2012-08-22

Mind uploading: the write answer

English: A 1st generation Apple iPad showing i...
A 1st generation Apple iPad showing iBooks, with the book Alice's Adventures in Wonderland. (Photo credit: Wikipedia)
A book, one might say, is a document consisting of text, printed in ink on sheets of paper. A human mind, one might likewise say, is an entity consisting of ideas, thought processes and emotions, configured into neurons, synapses and glial cells in a brain.

But if I ask whether or not the book you're reading is Alice in Wonderland, I don't care what kind of ink or paper it's printed on, or whether or not it's printed at all. As far as the reader is concerned, a book is text, not the configuration of matter used to store that text. Nobody questions whether or not an e-book can be Alice, just because Alice was originally a printed book.


Why, then, can't the same be said of a human mind? Why is it still controversial whether mind uploading is logically possible, ignoring the more important question of its technological feasibility? Like books, human minds have a particular medium in which they tend to be stored. But like books, they're the information, not the storage medium.

The human mind has a lot in common with the written word. Both make humanity far more powerful than we ever were without them. Both are more useful when they can be edited, revised, updated, and supplemented. Both have historically been expensive to preserve, but are considered well worth the cost. A quick history of the decline of print might be worthwhile.

In 1938, Chester Carlson discovered that a material called a photoconductor could capture the light reflected off a page, storing the image briefly in electronic form. This process wouldn't preserve color or texture, but for text, that didn't matter. The electronic image wasn't compact or durable enough to be practical for storage, but it lasted long enough to copy to another sheet of paper. Carlson's photocopier probably increased paper consumption for a long time. But it demonstrated that text could exist in an electronic form with diagrams and typesetting preserved, and that this fact had practical applications. It was the beginning of the end for paper.

In 1964, the first fax machine was built that used phone lines, making it affordable to small businesses (previous fax machines had depended on satellite links or short-wave radio). Electronic documents were no longer confined to copier rollers, but could travel around the world, faster and (eventually) cheaper than printed copies.

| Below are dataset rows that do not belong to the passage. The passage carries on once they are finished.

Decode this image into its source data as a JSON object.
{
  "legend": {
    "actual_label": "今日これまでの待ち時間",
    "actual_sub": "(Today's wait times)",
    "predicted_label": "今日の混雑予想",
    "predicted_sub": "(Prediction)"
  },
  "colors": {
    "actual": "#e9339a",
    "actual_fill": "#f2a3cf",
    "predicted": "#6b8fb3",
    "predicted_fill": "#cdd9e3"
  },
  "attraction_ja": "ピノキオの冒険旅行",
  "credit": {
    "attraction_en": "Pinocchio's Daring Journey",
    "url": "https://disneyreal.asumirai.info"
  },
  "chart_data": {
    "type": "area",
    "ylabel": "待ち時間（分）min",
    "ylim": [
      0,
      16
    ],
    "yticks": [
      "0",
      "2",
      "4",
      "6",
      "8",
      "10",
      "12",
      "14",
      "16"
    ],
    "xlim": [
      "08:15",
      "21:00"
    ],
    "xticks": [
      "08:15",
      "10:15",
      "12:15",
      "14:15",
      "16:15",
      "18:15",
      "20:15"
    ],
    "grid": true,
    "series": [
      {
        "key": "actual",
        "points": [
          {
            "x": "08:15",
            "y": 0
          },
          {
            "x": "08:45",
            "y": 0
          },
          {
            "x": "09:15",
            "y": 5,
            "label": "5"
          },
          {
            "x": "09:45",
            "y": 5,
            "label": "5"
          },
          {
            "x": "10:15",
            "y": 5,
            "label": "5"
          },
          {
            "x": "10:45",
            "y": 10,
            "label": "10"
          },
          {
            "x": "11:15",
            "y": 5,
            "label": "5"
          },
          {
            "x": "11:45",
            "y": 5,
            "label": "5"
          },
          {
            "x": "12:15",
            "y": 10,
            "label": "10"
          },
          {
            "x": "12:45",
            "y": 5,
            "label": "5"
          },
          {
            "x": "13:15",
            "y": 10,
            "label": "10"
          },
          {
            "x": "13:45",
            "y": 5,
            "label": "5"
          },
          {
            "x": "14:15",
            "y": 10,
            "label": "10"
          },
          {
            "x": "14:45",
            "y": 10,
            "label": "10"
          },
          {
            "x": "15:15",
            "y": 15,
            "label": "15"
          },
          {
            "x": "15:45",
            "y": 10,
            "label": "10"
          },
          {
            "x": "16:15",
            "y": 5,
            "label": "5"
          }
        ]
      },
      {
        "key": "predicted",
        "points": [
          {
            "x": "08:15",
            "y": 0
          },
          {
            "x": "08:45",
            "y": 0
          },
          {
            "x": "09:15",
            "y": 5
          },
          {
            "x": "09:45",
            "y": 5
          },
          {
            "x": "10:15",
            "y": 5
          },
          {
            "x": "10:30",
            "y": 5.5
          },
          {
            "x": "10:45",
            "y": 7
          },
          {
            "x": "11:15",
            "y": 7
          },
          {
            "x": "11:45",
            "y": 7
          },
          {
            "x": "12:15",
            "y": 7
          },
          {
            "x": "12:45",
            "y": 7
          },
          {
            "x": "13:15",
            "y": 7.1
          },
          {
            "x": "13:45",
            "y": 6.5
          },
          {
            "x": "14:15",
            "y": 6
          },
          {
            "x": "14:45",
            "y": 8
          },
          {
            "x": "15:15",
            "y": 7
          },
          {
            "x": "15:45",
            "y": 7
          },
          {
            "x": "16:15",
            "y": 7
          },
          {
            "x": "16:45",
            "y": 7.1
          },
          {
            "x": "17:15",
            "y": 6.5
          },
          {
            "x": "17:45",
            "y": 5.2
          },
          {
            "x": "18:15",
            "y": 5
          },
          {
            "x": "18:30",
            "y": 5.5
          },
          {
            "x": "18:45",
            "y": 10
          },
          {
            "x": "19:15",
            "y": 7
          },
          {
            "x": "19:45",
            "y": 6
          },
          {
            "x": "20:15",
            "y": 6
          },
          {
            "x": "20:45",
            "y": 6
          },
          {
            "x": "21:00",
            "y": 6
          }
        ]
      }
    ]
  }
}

Over the 70s and 80s, electronic typewriters, fax modems and computer printers became popular. They allowed documents to start life in digital form, and be printed only as the last step in delivering them to the reader.

When the World Wide Web took off in the 1990s and brought the HTML and PDF formats with it, it became as practical to read shorter documents on the screen as to print them. This meant that for the first time, documents could go from the author's fingers to the reader's eyes without ever touching a sheet of paper.

Today, broadband connections, search engines and feed readers make it much more convenient to access news, magazine articles and academic research online than in print form, so print periodicals are in fast decline. Books remain an exception, since most people can read paper faster than an iPad or Kindle screen. But display technology continues to improve, so that could easily change by 2015.

The transition of the written word from analog to digital form started gradually, and accelerated until people took it for granted. By the time Luddites noticed the change and started complaining, it was too late to stop. But their complaints were proven wrong. Initially, there were losses in conversion, but they've been eliminated. Now, text is cheaper, faster and easier to edit, typeset, store, distribute, search, and data-mine. And forests are being saved.

I expect the human mind to undergo similar stages in its transition from analog to digital. It'll be a much faster process, of course, but will probably still span at least a few years. At first, uploads will be partial and imperfect, and used only for copying (possibly back into in-vitro wetware). Then, the digital format will gradually start to serve for more and more of the life cycle, until wetware becomes the exception rather than the rule. And like e-books, the mind will become faster and more convenient to use and share, and the transition will do just as much to help save the environment.